I am sitting on a park bench, painted a nondescript beige, which sits on a circular cement slab set on a grass plateau overlooking a placid Pacific Ocean. It is at the north end of “Cliffs,” a popular surf spot in Huntington Beach that is now known as “Dog Beach,” as one can take one’s dog onto the beach and let it frolic in the surf and sand there. A woman carrying a bright blue bag glowing from the morning sunlight walks a Golden retriever at tideline. A couple, carrying a leash in hand, stroll together as their untethered dog chases after a ball that the man occasionally throws.
It is early. A beautiful morning. A light Santa Ana wind is blowing. The sky has wisps of white cirrus clouds that give dimension to the powder blue canopy arching above.
I look out. Palos Verdes rises to the north. I am reminded of Mt. St. Victoire, a landmass recurring in many of Cezanne’s paintings. But from this vantage point, Palos Verdes floats on the horizon, above an expanse of the ocean reflecting the sky blue, an uncertain foundation for this distant landmark.
Then my eye scans the horizon a bit further south. There looms the island of Catalina, 34 miles of silhouetted ridges. Cliffs, known as “The Palisades,” reflect light at the south end of the island, and are distinctly visible on this clear day. I have hiked most of the island from weekend jaunts spent there on our various sailboats or during two-week spells at a summer camp I attended there for a couple of the years. The land is arid, dried grass brown, but not without charm.
What comes to mind today is the jukebox, a glistening neon-lit one with scarlet keys, which stood on the patio of the café at “The Isthmus,” the mooring we most frequented there. I am a boy on the cusp of puberty. The sounds from the jukebox hit me in the gut on our evening forays ashore. Music that resonated in a vague way, arousing something inarticulate but potent, a heaviness and sort of ache in the pit of my stomach. Songs like “In A Gadda Da Vida,” or “Light My Fire” got my pulse going but it was the slow songs, like Dylan’s “Girl from the North Country,” and, “Lay Lady Lay,” that more matched my personality and really spoke to me.
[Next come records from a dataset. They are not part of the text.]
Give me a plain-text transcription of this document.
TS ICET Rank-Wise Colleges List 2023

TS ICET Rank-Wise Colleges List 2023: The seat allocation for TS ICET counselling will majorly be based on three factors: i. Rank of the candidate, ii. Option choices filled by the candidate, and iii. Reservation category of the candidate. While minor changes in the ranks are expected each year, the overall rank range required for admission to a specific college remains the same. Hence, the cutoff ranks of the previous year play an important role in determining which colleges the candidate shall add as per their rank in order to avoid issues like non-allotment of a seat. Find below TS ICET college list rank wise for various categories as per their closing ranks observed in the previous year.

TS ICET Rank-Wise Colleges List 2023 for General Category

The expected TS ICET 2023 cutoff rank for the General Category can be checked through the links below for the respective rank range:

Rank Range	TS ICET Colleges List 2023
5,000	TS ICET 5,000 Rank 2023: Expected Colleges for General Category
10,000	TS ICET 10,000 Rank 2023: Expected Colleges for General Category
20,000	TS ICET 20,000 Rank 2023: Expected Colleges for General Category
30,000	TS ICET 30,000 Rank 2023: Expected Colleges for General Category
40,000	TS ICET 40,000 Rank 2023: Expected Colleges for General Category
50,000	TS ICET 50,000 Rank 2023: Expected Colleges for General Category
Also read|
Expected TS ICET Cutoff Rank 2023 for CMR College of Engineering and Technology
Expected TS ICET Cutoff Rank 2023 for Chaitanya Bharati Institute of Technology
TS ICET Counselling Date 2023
And on the patio, teenagers gathered in couples or groups and hung out, allowing the spell of the music and evening to work their magic. In the shadow, couples kissed or “necked” to use the slang of the time. This was so foreign to me. I had yet fallen in love, seen Franco Zeffirelli’s “Romeo and Juliet,” or read John Donne’s love poetry. Necking was something teenagers did that had little relation to me at my age. Yet a magic and curiosity were felt along with a sort of repulsive ickiness at the thought of all of that mixing saliva.
So from brief awkward peeks at teenage couples necking to the sounds of the jukebox on the patio of the Isthmus, I was initiated into the wider world that adolescence and maturity were to present.
Such are the thoughts aroused by the view of the island of Catalina etched on the horizon on this beautiful clear morning.